South African soprano Golda Schultz returns to the Aspen Music Festival and School stage this Friday with the Aspen Chamber Symphony under the baton of Benjamin Manis. An AMFS student in 2010 with a leading role in John Corigliano’s Ghosts of Versailles, Schultz made her professional AMFS debut in 2018. Schultz has since gone on to an international career and been recognized by The New York Times for her “radiant-voiced and tenderly innocent Sophie” in Der Rosenkavalier at the Metropolitan Opera. The New Criterion wrote she possesses, beyond good voice and technique, “an inner light, a spirit: an obvious love of music, love of
the audience, and love of life.” AMFS President and CEO Alan Fletcher says, “She’s just a radiant person in manner and the sound of her voice is very reminiscent of Renée Fleming. It is the same voice type and personality type, just so communicative, so open. So much love comes from her when she’s on stage.” Of her past experiences in Aspen, Schultz says, “Being in Aspen is always so joyful. When I came back in 2018 as a performer, I was taken back to all my happy memories here as a student.
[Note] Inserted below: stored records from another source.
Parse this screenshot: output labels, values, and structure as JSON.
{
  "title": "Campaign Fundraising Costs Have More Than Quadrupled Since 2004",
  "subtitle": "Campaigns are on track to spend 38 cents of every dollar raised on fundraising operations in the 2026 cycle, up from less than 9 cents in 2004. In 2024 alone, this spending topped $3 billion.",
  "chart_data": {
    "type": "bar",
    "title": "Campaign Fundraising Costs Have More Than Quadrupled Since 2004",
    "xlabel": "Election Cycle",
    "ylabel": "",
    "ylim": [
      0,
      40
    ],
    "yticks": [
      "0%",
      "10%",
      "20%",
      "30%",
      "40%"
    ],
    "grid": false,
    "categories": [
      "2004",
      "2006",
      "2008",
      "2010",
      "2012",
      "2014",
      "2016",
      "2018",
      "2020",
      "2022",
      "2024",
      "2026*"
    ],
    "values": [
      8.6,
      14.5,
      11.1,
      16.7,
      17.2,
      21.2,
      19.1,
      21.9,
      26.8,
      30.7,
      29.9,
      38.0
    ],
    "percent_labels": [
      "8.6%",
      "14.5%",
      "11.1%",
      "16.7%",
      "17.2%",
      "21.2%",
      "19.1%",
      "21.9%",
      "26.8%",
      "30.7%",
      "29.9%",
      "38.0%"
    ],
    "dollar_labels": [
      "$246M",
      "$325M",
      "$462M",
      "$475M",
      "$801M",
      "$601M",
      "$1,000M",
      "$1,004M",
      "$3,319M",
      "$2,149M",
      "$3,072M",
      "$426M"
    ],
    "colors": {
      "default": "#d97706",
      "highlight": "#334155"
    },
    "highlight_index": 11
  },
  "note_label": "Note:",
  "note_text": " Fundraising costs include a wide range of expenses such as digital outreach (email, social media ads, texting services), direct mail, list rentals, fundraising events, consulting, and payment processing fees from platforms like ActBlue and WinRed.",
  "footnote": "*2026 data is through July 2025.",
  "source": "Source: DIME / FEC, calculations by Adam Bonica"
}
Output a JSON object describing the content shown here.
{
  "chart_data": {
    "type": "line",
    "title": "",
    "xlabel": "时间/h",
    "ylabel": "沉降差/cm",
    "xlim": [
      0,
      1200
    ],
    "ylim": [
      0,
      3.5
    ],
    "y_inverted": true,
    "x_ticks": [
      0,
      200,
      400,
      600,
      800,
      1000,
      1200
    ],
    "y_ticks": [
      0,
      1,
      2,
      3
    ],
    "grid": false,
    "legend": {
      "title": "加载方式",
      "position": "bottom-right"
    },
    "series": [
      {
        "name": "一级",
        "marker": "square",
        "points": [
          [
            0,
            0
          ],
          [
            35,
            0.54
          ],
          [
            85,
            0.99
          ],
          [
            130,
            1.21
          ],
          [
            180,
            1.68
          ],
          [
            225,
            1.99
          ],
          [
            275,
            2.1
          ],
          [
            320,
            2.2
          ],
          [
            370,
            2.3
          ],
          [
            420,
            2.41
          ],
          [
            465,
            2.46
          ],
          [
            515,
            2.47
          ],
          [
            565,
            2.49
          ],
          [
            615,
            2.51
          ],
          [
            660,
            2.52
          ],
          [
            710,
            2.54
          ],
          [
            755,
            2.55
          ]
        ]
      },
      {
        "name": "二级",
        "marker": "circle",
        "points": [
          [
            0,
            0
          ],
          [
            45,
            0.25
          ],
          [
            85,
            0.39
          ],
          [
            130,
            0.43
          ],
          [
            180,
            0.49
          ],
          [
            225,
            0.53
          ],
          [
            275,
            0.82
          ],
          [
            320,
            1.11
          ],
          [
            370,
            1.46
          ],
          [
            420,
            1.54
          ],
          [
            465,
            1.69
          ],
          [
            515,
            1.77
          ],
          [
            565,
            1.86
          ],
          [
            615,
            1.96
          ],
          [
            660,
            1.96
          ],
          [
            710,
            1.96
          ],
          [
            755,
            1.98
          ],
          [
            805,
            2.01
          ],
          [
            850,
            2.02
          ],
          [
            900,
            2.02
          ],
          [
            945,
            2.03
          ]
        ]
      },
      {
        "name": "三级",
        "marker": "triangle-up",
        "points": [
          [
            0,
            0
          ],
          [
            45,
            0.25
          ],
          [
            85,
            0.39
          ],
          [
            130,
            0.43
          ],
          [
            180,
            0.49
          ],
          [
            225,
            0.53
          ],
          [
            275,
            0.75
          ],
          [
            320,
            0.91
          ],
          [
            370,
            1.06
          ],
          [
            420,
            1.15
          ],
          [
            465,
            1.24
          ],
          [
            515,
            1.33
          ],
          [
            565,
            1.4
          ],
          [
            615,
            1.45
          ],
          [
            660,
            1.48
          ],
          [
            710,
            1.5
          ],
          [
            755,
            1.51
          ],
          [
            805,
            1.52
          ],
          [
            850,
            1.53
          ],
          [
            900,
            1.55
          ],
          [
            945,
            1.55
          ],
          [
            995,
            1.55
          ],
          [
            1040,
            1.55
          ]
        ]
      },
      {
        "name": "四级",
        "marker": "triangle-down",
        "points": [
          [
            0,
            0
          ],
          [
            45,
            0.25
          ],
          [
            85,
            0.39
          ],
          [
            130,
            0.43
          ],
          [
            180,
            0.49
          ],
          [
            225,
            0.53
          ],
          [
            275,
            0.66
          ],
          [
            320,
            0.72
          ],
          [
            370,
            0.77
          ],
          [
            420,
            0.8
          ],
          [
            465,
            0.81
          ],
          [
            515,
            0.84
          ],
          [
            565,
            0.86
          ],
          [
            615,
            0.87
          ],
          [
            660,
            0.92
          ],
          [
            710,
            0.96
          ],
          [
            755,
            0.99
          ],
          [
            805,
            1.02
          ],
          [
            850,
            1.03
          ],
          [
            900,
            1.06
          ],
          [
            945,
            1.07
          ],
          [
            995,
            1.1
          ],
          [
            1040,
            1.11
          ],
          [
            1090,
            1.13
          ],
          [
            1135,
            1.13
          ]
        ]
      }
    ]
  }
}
I loved being asked to work on rep that, until then, I didn’t know about. It was such a special musical discovery, which, when coupled with the beauty of the place, made it even more so.” Friday’s concert features “a program full of
modern wonder,” says Schultz. She begins with Anne Trulove’s aria from Stravinsky’s neo-classical nod to traditional opera, The Rake’s Progress, which Schultz describes as “an evocative aria full of brilliant imagery and thrilling musical moments.” After the Aspen Chamber Symphony performs Clarice Assad’s orchestral work Sin Fronteras, Schultz returns with Barber’s Knoxville: Summer of 1915, op. 24—a dreamy summer evening walk where the great questions of life are pondered. “I have been an avid listener of both [the Stravinsky and Barber] pieces for many years; now being able to perform them in front of an audience fills me with a deep sense of gratitude,” Schultz explains.